The most important sensation you have as a rider is your eyes. The way you work with them drastically affects your riding. Opinions can vary and some consider other riding techniques more important. In my opinion, using your eyes correctly is the most important thing that will affect your speed and safety. And why is that? Your eyes contribute greatly to where your motorcycle is going. They are the basis for deciding how to deal with the situation in front of you. Last but not least, correct eye work will also influence the intensity with which you perceive speed.
How "fast" do you feel?
Imagine you are driving on a flat road at, say, 160km/h and you are looking down at the tarmac directly in front of you. How fast does it feel like you are going? I bet it's a lot faster than it really is. The road's going to pass you by at such a pace you won't even be able to follow it. Same case, but your eyes are far out on the horizon. How do you perceive your speed now? Do you understand the difference? The farther you look, the "slower" you approach your destination. If you have already been on the circuit, for example in Brno, how did you feel? When you were going full throttle down the finishing straight, did it feel fast to you, or did you find speeds of around 200km/h perfectly fine? That probably wouldn't happen to you on a normal road. This is due to the width of the track and the distance of the objects from it. There are no trees or bollards whizzing past you at breakneck speed. Proper eye work will affect the way you perceive speed.
Even if the rider is directly in front of you, you still need to watch the turn itself and not fix your gaze on him.
A big mistake and one of the panic reactions to impending disaster. Eye fixation, or fixation on a point, means that your eyes follow a specific point and cannot move away from it. The classic example of a pothole in the road. Instead of looking for a way around the hole, your eyes are fixated on it and you just hit it. Similar situations occur when driving on a race track. You overshoot a corner, you start braking hard, your head starts to panic and instead of looking into the corner and tilting the bike and turning, you're looking straight ahead at the duck. If you're following another rider, you obviously have to follow them. But you have to leave room to watch the track as well. If you fix your gaze only on him, I guarantee you that if he makes a mistake, you'll make one too. If he's long and goes off the track, you'll go with him. If he falls... You have to avoid that because the obligatory "Look where you want to go."
I go where I look
You always go where your eyes go. That's it. There are several reasons why this is so, and I honestly can't list them all and describe them properly. But it works every time and in any other sport. Do you look at the grass behind the curbs on the exit of a corner for fear of hitting it? You probably will. If, on the other hand, you focus on the exit point just after you pass the apex of the corner, you will go through the corner correctly. Experienced riders and racers are constantly working their eyes and focusing on points far away, rather than looking just ahead of the front wheel. In situations where you are approaching some sort of danger, you have to take your eyes off the hole in the asphalt or the gravel on the road to find an escape route, which in most cases exists. The chances of handling such a situation will then be much higher.

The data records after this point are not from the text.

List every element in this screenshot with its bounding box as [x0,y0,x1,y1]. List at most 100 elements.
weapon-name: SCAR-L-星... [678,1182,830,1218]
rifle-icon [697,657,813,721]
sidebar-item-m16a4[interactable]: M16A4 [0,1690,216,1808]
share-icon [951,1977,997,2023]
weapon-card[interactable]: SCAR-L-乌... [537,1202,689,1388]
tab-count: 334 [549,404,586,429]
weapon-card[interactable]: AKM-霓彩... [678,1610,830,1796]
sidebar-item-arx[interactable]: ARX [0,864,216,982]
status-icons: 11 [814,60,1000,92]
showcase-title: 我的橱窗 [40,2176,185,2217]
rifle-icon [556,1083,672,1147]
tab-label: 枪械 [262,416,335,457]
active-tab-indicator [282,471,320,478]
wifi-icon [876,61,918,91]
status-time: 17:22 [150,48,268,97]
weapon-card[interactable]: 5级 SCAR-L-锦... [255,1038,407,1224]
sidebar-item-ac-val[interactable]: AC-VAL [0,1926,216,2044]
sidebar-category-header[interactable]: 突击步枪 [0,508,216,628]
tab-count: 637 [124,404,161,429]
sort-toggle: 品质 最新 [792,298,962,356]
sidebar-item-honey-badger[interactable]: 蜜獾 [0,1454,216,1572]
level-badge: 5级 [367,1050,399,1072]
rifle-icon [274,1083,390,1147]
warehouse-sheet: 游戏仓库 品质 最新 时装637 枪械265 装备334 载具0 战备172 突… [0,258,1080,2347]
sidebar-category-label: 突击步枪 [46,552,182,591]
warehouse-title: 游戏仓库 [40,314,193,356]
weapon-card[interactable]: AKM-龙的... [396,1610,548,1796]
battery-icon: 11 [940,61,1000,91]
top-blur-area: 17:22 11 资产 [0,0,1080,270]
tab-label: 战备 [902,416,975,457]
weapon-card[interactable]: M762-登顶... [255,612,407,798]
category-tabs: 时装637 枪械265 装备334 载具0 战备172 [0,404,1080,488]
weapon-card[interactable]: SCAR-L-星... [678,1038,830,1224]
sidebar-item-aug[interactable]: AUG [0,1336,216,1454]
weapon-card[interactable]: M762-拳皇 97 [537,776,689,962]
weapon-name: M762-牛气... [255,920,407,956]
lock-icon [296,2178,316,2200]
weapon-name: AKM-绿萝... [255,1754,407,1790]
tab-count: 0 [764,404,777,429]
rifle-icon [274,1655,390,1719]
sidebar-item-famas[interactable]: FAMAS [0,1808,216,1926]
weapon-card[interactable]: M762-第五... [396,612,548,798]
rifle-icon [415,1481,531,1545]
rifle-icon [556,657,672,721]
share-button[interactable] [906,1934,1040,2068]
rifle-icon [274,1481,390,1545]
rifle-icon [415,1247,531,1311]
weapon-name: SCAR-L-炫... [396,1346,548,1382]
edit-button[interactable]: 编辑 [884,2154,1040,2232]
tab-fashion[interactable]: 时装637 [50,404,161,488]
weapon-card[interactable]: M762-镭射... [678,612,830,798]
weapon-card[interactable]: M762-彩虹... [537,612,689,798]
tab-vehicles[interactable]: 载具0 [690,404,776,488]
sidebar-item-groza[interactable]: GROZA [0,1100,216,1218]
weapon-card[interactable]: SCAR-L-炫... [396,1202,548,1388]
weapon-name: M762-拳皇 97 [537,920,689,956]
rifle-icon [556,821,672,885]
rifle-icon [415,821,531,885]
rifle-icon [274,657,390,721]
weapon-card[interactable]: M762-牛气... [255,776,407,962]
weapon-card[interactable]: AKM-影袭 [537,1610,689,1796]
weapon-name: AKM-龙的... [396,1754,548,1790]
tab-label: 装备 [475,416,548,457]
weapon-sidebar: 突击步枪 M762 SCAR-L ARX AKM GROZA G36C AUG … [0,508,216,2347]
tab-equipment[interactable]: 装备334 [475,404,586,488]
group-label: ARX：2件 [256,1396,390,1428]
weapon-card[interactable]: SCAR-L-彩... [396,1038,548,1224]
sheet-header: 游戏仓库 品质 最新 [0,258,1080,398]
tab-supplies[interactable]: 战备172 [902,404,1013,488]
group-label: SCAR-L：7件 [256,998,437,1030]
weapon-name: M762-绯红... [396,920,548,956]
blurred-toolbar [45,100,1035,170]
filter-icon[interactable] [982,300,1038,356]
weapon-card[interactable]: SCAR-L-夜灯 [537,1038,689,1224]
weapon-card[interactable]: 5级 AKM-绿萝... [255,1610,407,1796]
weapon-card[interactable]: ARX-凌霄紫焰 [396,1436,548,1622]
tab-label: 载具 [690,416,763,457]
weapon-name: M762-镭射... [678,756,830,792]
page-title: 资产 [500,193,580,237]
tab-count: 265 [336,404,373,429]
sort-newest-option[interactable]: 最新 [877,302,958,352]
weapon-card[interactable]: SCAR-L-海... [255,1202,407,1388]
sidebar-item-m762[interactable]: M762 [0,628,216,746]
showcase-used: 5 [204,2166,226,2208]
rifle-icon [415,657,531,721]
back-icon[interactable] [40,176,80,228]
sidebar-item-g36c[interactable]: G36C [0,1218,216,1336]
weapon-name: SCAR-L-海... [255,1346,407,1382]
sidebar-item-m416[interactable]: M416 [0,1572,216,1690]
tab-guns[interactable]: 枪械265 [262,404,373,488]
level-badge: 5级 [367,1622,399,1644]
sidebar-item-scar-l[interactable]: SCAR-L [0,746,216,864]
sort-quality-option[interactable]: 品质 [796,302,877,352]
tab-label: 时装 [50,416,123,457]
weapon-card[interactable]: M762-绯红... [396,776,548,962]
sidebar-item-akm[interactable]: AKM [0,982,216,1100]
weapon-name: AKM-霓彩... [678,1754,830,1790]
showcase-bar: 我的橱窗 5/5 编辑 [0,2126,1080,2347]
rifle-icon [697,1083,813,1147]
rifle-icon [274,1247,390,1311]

Get far enough ahead - this of course also depends on your speed through the bend.
Next time you're on the track, try to think about where you're looking when you're driving. If you realise that you are only concentrating on what is immediately in front of you, or that you are fixing your gaze on approaching obstacles or riders ahead, try to take your eyes off them and direct your gaze where you want to go. Pick points far enough ahead to reduce your perceived speed, but not too far that you stop peripherally perceiving the environment directly in front of you. Make sure your gaze goes from one point to the next without lingering on any one too long.
Let's not just talk in generalities, let's try to describe a model example. Let's start from a straight line as we approach a curve. The eyes are looking for a braking point. The moment they find it, we start to perceive it peripherally and focus our eyes on the turning point. Once I know I'm properly oriented and I hit the turning point, I direct my gaze virtually to the apex of the turn. It works exactly the same way in the subsequent stages of cornering. Once I hit the apex of the corner, my eyes must not rest on the inner kerb two metres in front of the front wheel. At this stage, I have to direct my gaze to the end of the corner, to the outer kerb at the exit. If I can do this, it will allow me to adequately accelerate and straighten the bike to use the full width of the track (where appropriate, of course). If you happen to be long on the exits, or conversely miss corner entries and miss apexes, the problem will very likely be in your eye work.
This will take a bit of practice to get the hang of it and get comfortable. Especially if you have experienced mistakes. Training your peripheral vision can be the hardest and most difficult part. It will simply take time to get over the initial unnatural feeling. This can also be related to the position of your head when driving. Most riders tend to keep their head above the bike. At worst over the tank, i.e. on the axis of the bike, at best off axis but still with the head high instead of just above the tank. The explanation may be as follows. For your brain, this view is unusual. You're having trouble hitting the right track. Suddenly the corners look different. You're stepping outside your comfort zone of the head towering high above the bike. This position is unnatural for you and you have to get used to it if you want to achieve the most tightly packed racing stance ;-).